Chancellor George Osborne has announced more than £2 million will be spent on excavating HMS Invincible, which sank in 1758, in a project involving veterans, serving personnel and disadvantaged teenagers.
The ship - the first to bear the name - lies on Horse Tail Sands in the Eastern Solent.
And Flights to the Falklands for veterans over the next three years to visit battlefields, war graves and memorials will be secured with a £550,000 grant from the Chancellor’s pot and £2.25 million will support D-Day veteran visits to Normandy.

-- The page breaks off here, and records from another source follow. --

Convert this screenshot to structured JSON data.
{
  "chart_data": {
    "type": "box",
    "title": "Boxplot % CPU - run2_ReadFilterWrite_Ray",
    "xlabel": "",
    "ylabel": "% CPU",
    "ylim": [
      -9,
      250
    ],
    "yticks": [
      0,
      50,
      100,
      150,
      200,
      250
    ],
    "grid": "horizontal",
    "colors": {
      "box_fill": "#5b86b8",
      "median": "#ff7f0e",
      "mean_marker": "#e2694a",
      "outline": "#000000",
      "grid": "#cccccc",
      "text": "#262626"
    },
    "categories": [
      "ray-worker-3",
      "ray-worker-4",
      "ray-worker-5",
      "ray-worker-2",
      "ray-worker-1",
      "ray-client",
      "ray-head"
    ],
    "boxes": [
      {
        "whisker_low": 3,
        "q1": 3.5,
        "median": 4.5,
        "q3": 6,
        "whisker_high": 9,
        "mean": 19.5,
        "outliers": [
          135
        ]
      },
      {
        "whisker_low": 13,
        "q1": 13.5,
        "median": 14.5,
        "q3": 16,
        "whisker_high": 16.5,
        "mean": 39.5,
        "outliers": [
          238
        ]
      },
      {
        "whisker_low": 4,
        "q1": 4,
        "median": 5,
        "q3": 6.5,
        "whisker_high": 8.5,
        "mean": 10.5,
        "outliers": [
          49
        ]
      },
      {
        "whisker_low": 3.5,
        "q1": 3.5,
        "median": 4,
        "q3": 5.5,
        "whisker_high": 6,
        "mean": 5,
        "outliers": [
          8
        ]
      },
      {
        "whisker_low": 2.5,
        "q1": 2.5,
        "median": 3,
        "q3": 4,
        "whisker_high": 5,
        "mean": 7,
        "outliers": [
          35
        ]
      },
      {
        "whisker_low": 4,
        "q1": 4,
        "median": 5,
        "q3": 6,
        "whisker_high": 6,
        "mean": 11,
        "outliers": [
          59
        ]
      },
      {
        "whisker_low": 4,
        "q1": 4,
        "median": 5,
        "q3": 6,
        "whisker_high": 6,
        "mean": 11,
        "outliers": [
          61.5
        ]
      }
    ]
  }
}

And the Aged Veterans Fund, which tackles health, well-being and social care needs, will receive £5 million and £100,000 is being used to fund an expedition for wounded veterans climbing Antarctica’s highest mountain.
The Royal Voluntary Service (RVS), one of the largest volunteer organisations in the country, will receive £375,000 from the Libor rate fixing scandal penalties pot, George Osborne said.
It was one of the organisations backed by a memorial fund set up in the wake of the fatal attack on Labour MP Jo Cox in June.
The award is one of a number made from the £14 million set aside from banking fines that Mr Osborne has handed out to charities in what are likely to be his remaining few hours as Chancellor.
Some £1.9 million will go on new buildings for pre-school age children of SAS personnel while £2.2 million will fund new recovery facilities for naval special forces.
Mr Osborne said: “It is right that funding from those in the banking industry who demonstrated the worst of values goes towards people who display the very best of British values.
“Jo Cox dedicated her life to bringing people together and making a difference. She was an inspiration to people across the world and I am proud to give the Royal Voluntary Service this funding in her memory to continue their vital work.”